The SEC is proposing to amend Form 20-F to require annual disclosures regarding any previously undisclosed material cybersecurity incidents that have occurred during the reporting period and the same type of disclosure as that proposed in Reg S-K Items 106 and 407(j). The proposed amendments would also add reference to material cybersecurity incidents among the items that may trigger a current report on Form 6-K.

Practical Takeaways

In light of the proposed rules, companies may want to adopt certain improved governance and risk management measures. These should include regular reviews of their company’s policies and procedures related to cybersecurity risks and business resiliency and assessments of their company’s cybersecurity risks and capabilities. Company management and boards should also regularly evaluate the cybersecurity expertise of their members and consider the need for management-level personnel or board members with such expertise. With the focus of the proposal on board and management cybersecurity risk oversight, companies should consider assigning specific board committees and managers the task of overseeing cybersecurity risks. These measures would be designed to assist companies to promptly identify cybersecurity breaches and maintain compliance with disclosure requirements. 

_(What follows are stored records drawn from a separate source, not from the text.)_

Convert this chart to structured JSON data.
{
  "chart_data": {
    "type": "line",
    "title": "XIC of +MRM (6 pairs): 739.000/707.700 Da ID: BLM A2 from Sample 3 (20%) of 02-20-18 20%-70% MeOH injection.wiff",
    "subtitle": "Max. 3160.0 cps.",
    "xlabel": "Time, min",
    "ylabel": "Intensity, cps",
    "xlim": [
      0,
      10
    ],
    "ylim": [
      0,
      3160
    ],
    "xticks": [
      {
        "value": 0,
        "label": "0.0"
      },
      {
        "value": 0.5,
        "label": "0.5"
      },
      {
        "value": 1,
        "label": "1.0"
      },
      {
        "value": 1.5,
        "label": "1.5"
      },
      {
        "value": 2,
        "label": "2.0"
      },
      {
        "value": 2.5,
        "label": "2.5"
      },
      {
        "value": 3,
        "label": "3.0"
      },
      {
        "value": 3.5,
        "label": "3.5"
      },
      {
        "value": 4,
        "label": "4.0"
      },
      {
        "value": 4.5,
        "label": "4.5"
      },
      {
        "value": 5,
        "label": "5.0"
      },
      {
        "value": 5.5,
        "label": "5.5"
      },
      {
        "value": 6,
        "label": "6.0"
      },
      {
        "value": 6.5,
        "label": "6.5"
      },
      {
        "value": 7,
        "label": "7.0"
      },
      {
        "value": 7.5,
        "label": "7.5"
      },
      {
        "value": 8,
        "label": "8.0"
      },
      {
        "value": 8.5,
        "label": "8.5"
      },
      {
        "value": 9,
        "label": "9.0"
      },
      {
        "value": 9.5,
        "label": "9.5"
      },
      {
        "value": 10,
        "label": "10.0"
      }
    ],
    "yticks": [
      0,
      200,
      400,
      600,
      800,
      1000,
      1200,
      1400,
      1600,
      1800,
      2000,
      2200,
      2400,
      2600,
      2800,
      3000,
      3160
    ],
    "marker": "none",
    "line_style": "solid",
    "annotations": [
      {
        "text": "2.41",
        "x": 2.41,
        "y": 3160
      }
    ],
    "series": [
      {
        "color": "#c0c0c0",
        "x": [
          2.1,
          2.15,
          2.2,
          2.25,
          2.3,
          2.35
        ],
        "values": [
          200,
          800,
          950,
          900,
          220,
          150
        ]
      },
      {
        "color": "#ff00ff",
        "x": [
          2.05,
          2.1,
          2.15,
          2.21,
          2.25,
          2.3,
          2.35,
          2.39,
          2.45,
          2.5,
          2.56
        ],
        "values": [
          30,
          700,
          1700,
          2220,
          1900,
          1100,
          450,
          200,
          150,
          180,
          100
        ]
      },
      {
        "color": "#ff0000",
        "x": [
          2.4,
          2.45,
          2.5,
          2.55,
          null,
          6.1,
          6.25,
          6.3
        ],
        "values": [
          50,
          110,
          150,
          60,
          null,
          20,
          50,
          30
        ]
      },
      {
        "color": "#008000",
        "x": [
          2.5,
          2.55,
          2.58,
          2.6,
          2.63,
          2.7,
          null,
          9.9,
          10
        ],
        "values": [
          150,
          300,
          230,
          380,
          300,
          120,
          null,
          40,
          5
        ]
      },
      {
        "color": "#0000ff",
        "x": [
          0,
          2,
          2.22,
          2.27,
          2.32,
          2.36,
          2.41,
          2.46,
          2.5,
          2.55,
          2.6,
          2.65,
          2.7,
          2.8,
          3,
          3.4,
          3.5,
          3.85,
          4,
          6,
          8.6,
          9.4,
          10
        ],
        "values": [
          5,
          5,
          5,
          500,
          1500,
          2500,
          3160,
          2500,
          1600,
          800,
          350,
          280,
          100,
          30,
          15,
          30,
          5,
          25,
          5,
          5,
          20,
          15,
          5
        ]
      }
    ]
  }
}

To prepare for a cybersecurity incident, companies should prepare updates for their incident response plans and training in light of the proposed current reporting disclosure requirement. The update should include a checklist that lays out the information that must be disclosed in the event of a material cybersecurity incident under the proposed rules. 

The new four business day 8-K deadline may be challenging for companies to meet without protocols in place for prompt escalation and assessment of cybersecurity incidents. Companies should begin considering the proper internal disclosure procedures to ensure compliance with the 8-K requirements now.